Once WeChat's AI is officially launched and 1.4 billion users are accustomed to using it to access services, mini-programs that don't integrate with the AI will be virtually invisible to them. If a competitor does integrate, users can simply ask for a flight reservation directly through the AI, while your mini-program would remain unavailable, potentially leading to a loss of traffic.

It's like everyone else is on the highway (using AI), but you're still on a rural path (manually operating). The road is still usable, but no one wants to take a longer detour.

4. The "misuse" of industry terms like Skill and MCP

In the tech industry, "Skill" and "MCP" are meant to represent open standards:

MCP: An open-source protocol developed by Anthropic that allows any AI to connect with any tool (e.g., Baidu AI can use it to access Taobao).
Skill: A set of commands written by developers that can be used across platforms (e.g., on both Claude and Cursor).

However, WeChat has redefined these terms:

WeChat's MCP only allows WeChat's AI to connect with tools within its own platform.
WeChat's Skills are generated using your source code and can only be used within the WeChat ecosystem.

More subtly, many Chinese developers first learn about these terms through WeChat documentation, leading them to mistakenly believe that "Skill" refers to the interface used by WeChat's AI. By using familiar terminology, WeChat gradually turns what were open standards into closed interfaces, trapping developers in an environment with only one exit point (WeChat).

5. Who will be affected in the long run? — Developers become more dependent, and users become lazier

For developers:

You save the cost of adapting your mini-programs for AI integration, but you also deepen your dependence on WeChat's ecosystem—whether it's traffic, technology, or the ability to use AI functions.

For users:

Using mini-programs may become more convenient in the future (everything can be done with one command), but the range of choices might narrow.

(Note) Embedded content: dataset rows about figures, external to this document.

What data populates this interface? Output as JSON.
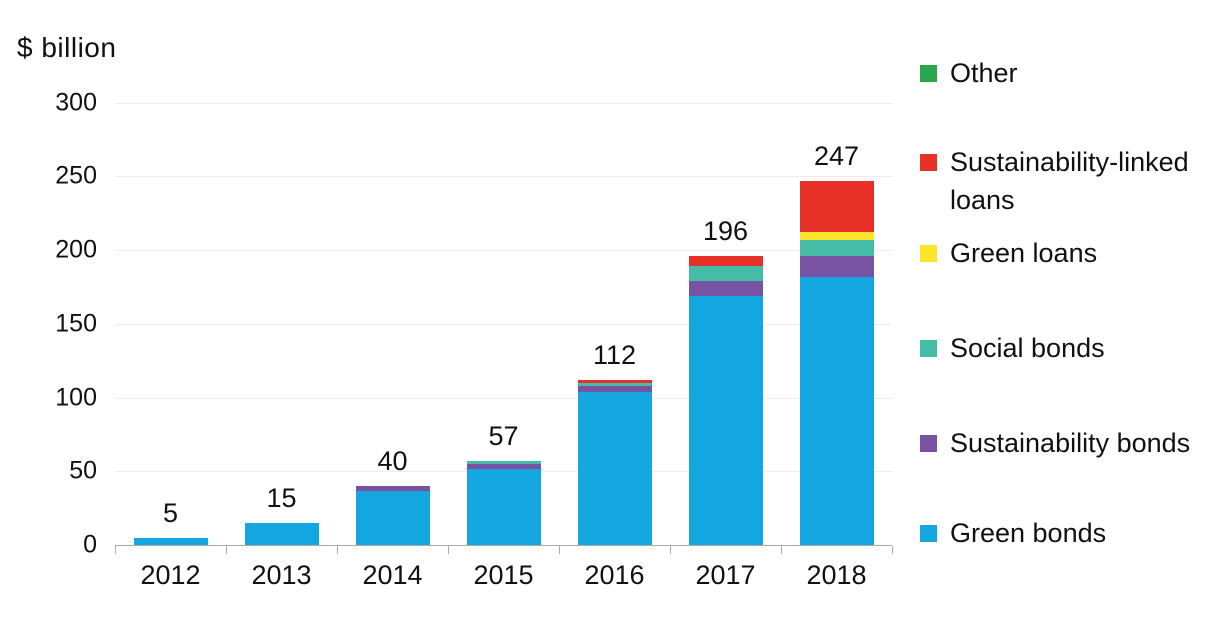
{
  "y_axis_title": "$ billion",
  "chart_data": {
    "type": "bar",
    "stacked": true,
    "title": "",
    "xlabel": "",
    "ylabel": "$ billion",
    "categories": [
      "2012",
      "2013",
      "2014",
      "2015",
      "2016",
      "2017",
      "2018"
    ],
    "series": [
      {
        "name": "Green bonds",
        "color": "#14a7df",
        "values": [
          5,
          15,
          36.5,
          51.5,
          103.5,
          169,
          182
        ]
      },
      {
        "name": "Sustainability bonds",
        "color": "#7852a3",
        "values": [
          0,
          0,
          3.5,
          3.5,
          4.5,
          10,
          14
        ]
      },
      {
        "name": "Social bonds",
        "color": "#45bca6",
        "values": [
          0,
          0,
          0,
          2,
          2,
          10,
          11
        ]
      },
      {
        "name": "Green loans",
        "color": "#fbe62c",
        "values": [
          0,
          0,
          0,
          0,
          0,
          0,
          5
        ]
      },
      {
        "name": "Sustainability-linked loans",
        "color": "#e73128",
        "values": [
          0,
          0,
          0,
          0,
          2,
          7,
          35
        ]
      },
      {
        "name": "Other",
        "color": "#28a74c",
        "values": [
          0,
          0,
          0,
          0,
          0,
          0,
          0
        ]
      }
    ],
    "bar_total_labels": [
      "5",
      "15",
      "40",
      "57",
      "112",
      "196",
      "247"
    ],
    "yticks": [
      0,
      50,
      100,
      150,
      200,
      250,
      300
    ],
    "ylim": [
      0,
      300
    ],
    "grid": true,
    "legend_position": "right",
    "legend_order": [
      "Other",
      "Sustainability-linked loans",
      "Green loans",
      "Social bonds",
      "Sustainability bonds",
      "Green bonds"
    ]
  },
  "colors": {
    "background": "#ffffff",
    "text": "#111111",
    "gridline": "#ededed",
    "axis": "#ababab",
    "green_bonds": "#14a7df",
    "sustainability_bonds": "#7852a3",
    "social_bonds": "#45bca6",
    "green_loans": "#fbe62c",
    "sustainability_linked_loans": "#e73128",
    "other": "#28a74c"
  }
}
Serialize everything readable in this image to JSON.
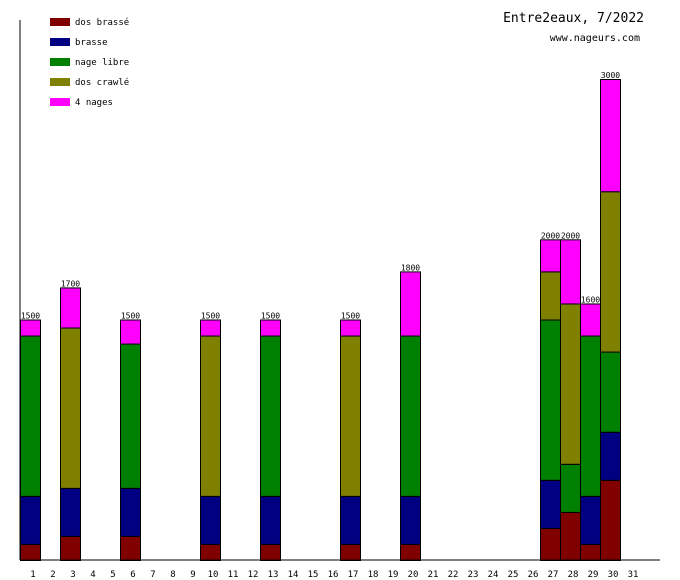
{
  "chart_data": {
    "type": "bar",
    "stacked": true,
    "title": "Entre2eaux, 7/2022",
    "subtitle": "www.nageurs.com",
    "xlabel": "",
    "ylabel": "",
    "ylim": [
      0,
      3350
    ],
    "grid": false,
    "legend_position": "top-left",
    "categories": [
      "1",
      "2",
      "3",
      "4",
      "5",
      "6",
      "7",
      "8",
      "9",
      "10",
      "11",
      "12",
      "13",
      "14",
      "15",
      "16",
      "17",
      "18",
      "19",
      "20",
      "21",
      "22",
      "23",
      "24",
      "25",
      "26",
      "27",
      "28",
      "29",
      "30",
      "31"
    ],
    "series": [
      {
        "name": "dos brassé",
        "color": "#800000",
        "values": [
          100,
          0,
          150,
          0,
          0,
          150,
          0,
          0,
          0,
          100,
          0,
          0,
          100,
          0,
          0,
          0,
          100,
          0,
          0,
          100,
          0,
          0,
          0,
          0,
          0,
          0,
          200,
          300,
          100,
          500,
          0
        ]
      },
      {
        "name": "brasse",
        "color": "#000080",
        "values": [
          300,
          0,
          300,
          0,
          0,
          300,
          0,
          0,
          0,
          300,
          0,
          0,
          300,
          0,
          0,
          0,
          300,
          0,
          0,
          300,
          0,
          0,
          0,
          0,
          0,
          0,
          300,
          0,
          300,
          300,
          0
        ]
      },
      {
        "name": "nage libre",
        "color": "#008000",
        "values": [
          1000,
          0,
          0,
          0,
          0,
          900,
          0,
          0,
          0,
          0,
          0,
          0,
          1000,
          0,
          0,
          0,
          0,
          0,
          0,
          1000,
          0,
          0,
          0,
          0,
          0,
          0,
          1000,
          300,
          1000,
          500,
          0
        ]
      },
      {
        "name": "dos crawlé",
        "color": "#808000",
        "values": [
          0,
          0,
          1000,
          0,
          0,
          0,
          0,
          0,
          0,
          1000,
          0,
          0,
          0,
          0,
          0,
          0,
          1000,
          0,
          0,
          0,
          0,
          0,
          0,
          0,
          0,
          0,
          300,
          1000,
          0,
          1000,
          0
        ]
      },
      {
        "name": "4 nages",
        "color": "#ff00ff",
        "values": [
          100,
          0,
          250,
          0,
          0,
          150,
          0,
          0,
          0,
          100,
          0,
          0,
          100,
          0,
          0,
          0,
          100,
          0,
          0,
          400,
          0,
          0,
          0,
          0,
          0,
          0,
          200,
          400,
          200,
          700,
          0
        ]
      }
    ],
    "totals": [
      1500,
      0,
      1700,
      0,
      0,
      1500,
      0,
      0,
      0,
      1500,
      0,
      0,
      1500,
      0,
      0,
      0,
      1500,
      0,
      0,
      1800,
      0,
      0,
      0,
      0,
      0,
      0,
      2000,
      2000,
      1600,
      3000,
      0
    ]
  }
}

Only those mini-programs that integrate with WeChat's AI will be recommended, and the services you can use will be limited to what WeChat's AI allows.

In summary, while this move appears to help developers by saving them effort, it actually strengthens WeChat's ecosystem in the age of AI. Developers need to consider carefully whether they want short-term convenience or long-term control over their own tools and services.

(Note: The technical papers mentioned in the text are fictional and used for illustrative purposes only.)